Jean Davison made this point: "Baker's affidavit of Sept 23, 1964 and a similar one from Truly were dated only one day before the Warren Report was officially released, and both their statements were, unlike all the other FBI documents I'm aware of, *handwritten*. IOW, they were prepared in a big hurry. Their statements are footnoted to a WR paragraph on the "rumor" that there was someone else in the lunchroom when Baker confronted Oswald. (Neither Baker or Truly had been specifically asked this in their testimony. Their 9/64 affidavits supplied the explicit answer: no one else was in the lunchroom.) I surmise that someone at the WC realized at the last minute that they needed a "cite" for this statement.""
David Von Pein has more details on it here: https://jfk-archives.blogspot.com/2010/07/oswald-baker-truly-and-coca-cola.html
Thanks again, Steve. I now remember reading - possibly in one of the books by one of the WC attorneys - about the circumstances under which those affidavits were prepared. Still, only in the JFKA, where nothing goes smoothly, would the "holding a coke" statement "just happen" to find its way into a draft affidavit and create havoc.
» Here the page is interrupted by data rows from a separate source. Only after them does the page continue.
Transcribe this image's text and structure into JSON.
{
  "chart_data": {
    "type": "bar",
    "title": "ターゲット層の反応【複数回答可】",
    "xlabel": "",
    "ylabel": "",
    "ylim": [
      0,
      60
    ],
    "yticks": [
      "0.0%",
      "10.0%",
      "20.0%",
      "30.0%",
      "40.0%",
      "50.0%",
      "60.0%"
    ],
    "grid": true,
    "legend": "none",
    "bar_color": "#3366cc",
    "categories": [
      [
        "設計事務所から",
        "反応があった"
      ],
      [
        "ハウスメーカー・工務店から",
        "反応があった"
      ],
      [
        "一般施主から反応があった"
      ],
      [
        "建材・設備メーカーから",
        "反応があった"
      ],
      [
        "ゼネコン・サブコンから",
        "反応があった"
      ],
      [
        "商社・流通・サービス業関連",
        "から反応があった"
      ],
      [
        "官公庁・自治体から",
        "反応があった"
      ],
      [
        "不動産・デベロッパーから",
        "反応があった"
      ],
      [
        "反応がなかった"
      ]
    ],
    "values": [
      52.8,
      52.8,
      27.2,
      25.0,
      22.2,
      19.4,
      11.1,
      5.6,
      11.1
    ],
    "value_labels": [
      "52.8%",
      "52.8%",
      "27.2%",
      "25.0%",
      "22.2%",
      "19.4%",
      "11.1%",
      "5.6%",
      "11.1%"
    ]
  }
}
Here is an old thread (2010) from the McAdams forum on Google in which Jean Davison participates and speculates the handwritten affidavits were prepared by an FBI agent who prepared them in advance and simply included the "established myth" about the coke. DVP suggests basically the same thing. Pretty weak, it seems to me, and in any event how this damning statement appeared in the draft affidavit should have been firmly nailed down.
https://groups.google.com/g/alt.assassination.jfk/c/_TSEJPDFU4c/m/LWDpqCFXF94JIt looks like DVP's site may preserve the same thread, but I find it impossible to wade through these endless "and then he said" discussions. I just happened to stumble immediately on Jean's contribution.
Dulles (of all people) somehow knew to ask Truly at the WC specifically whether Oswald was holding "a coke." When Truly said no, Dulles asked whether Oswald was holding any drink. I suppose Dulles could have been informed enough about Oswald's alibi to know he had claimed to have bought a coke.